Monday, February 5, 2018

Our bad FT shooting

Most teams will have one or two "clunkers" for FT shooters. For some reason there are some players who cannot seem to make those relatively easy shots even when they are not defended. However, we seem to have more than our share this season.

Among those who have shot at least 40 FTs:
Lottie 52.9%
Oliver Black 52.3%
Bankston 47.5%
Marcus 43.2%

We have a couple of factors that make us worse than usual. First, usually the clunkers are post players, whereas we have a point guard (of all things!) who can't make free throws. Second, we have a couple of players who are not just bad, but are downright awful, as in cannot make even half of their FTs. And, sadly, those two who fall into the "awful" category are among the top five in FTs attempted.

Sunday, February 4, 2018

Bad, but not this bad

That we are a long way from having the best talent in the SBC any objective observer would admit. However, I doubt that we have the worst talent in the league. Still, we are in last place.
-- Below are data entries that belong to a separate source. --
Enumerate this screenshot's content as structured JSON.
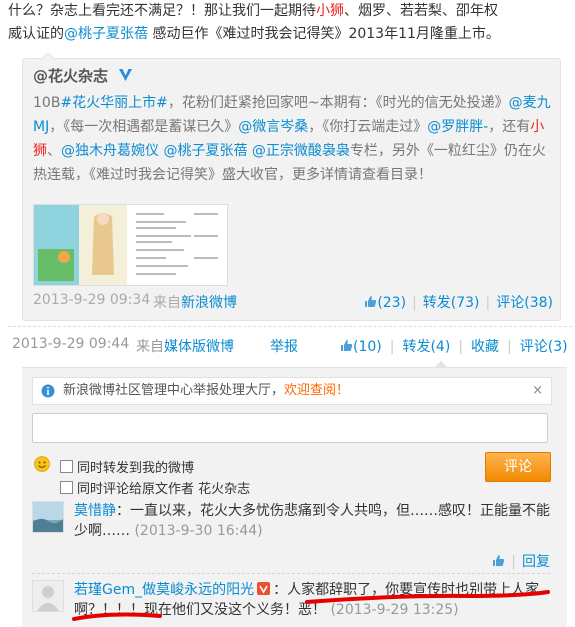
{
  "top_text": {
    "line1_a": "什么？杂志上看完还不满足？！那让我们一起期待",
    "line1_red": "小狮",
    "line1_b": "、烟罗、若若梨、卲年权",
    "line2_a": "威认证的",
    "line2_link": "@桃子夏张蓓",
    "line2_b": " 感动巨作《难过时我会记得笑》2013年11月隆重上市。"
  },
  "quoted": {
    "author": "@花火杂志",
    "body": {
      "p1": "10B",
      "p1_tag": "#花火华丽上市#",
      "p2": "，花粉们赶紧抢回家吧~本期有：《时光的信无处投递》",
      "m1": "@麦九MJ",
      "p3": "，《每一次相遇都是蓄谋已久》",
      "m2": "@微言岑桑",
      "p4": "，《你打云端走过》",
      "m3": "@罗胖胖-",
      "p5": "，还有",
      "red": "小狮",
      "p6": "、",
      "m4": "@独木舟葛婉仪",
      "m5": "@桃子夏张蓓",
      "m6": "@正宗微酸袅袅",
      "p7": "专栏，另外《一粒红尘》仍在火热连载，《难过时我会记得笑》盛大收官，更多详情请查看目录！"
    },
    "time": "2013-9-29 09:34",
    "source_prefix": "来自",
    "source": "新浪微博",
    "likes": "(23)",
    "repost": "转发(73)",
    "comment": "评论(38)"
  },
  "main": {
    "time": "2013-9-29 09:44",
    "source_prefix": "来自",
    "source": "媒体版微博",
    "report": "举报",
    "likes": "(10)",
    "repost": "转发(4)",
    "favorite": "收藏",
    "comment": "评论(3)"
  },
  "comment_panel": {
    "notice_text": "新浪微博社区管理中心举报处理大厅，",
    "notice_link": "欢迎查阅！",
    "notice_close": "×",
    "cb1": "同时转发到我的微博",
    "cb2": "同时评论给原文作者 花火杂志",
    "submit": "评论",
    "comments": [
      {
        "name": "莫惜静",
        "text": "：一直以来，花火大多忧伤悲痛到令人共鸣，但……感叹！正能量不能少啊……",
        "time": "(2013-9-30 16:44)",
        "reply": "回复"
      },
      {
        "name": "若瑾Gem_做莫峻永远的阳光",
        "text": "：人家都辞职了，你要宣传时也别带上人家啊？！！！现在他们又没这个义务！恶！",
        "time": "(2013-9-29 13:25)"
      }
    ]
  },
  "colors": {
    "link": "#0a8cd2",
    "red": "#e22",
    "accent": "#f08a00",
    "annotation": "#e60000"
  },
  "icons": [
    "verified-v-icon",
    "like-thumb-icon",
    "info-icon",
    "close-icon",
    "emoji-icon",
    "vip-badge-icon"
  ]
}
Saturday, February 3, 2018

Like the other turkeys in the yard

This season is sort of like being one of the other turkeys in the yard, waiting to see if the ax will fall on the fattest one. "Will he or will he not be fired?"

Friday, February 2, 2018

Five wins won't do it

Probably all of us have speculated about the status of Wes Flanigan's job - as in will he have one next season? Only one man knows the answer to that, of course; and probably even he does not completely know the answer because the season is not over. (If we were to win out we would all feel a lot better.)

However, I cannot see any reason to think that five wins saves Wes' job. I know we are young and all that, but especially given the fact that our non-conference schedule was not particularly difficult, five wins (one of them non-D1) is not going to get it done.

I think we have some nice talent on this team, and I think someone will be able to make them into a competitive squad, but Wes has not proven that he is the man to do that. I think we have some nice talent on the roster. I think we are making progress; we have improved in some phases of the game over the course of the season. But some coaches are just not good game coaches, and Wes appears to fall into that category. 

Thursday, February 1, 2018

How many keepers?

Out of our first year players, which are "keepers?"

Anthony Black, Camron Reedus, Kris Bankston, Jaizec Lottie, Cameron Corcoran certainly. Each has filled an important role for us this year and will be needed next year (no matter who is coach). Bankston and Corcoran are potential stars. Maybe also Lottie if he knocks some rough edges off his game.

K. J. Gilmore, Damir Hadzic perhaps. Gilmore has had some good moments, but is inconsistent. Hadzic has provided important depth up front, but has been a disappointment with his shooting.

Cezanne Carson and Khari Harley, no.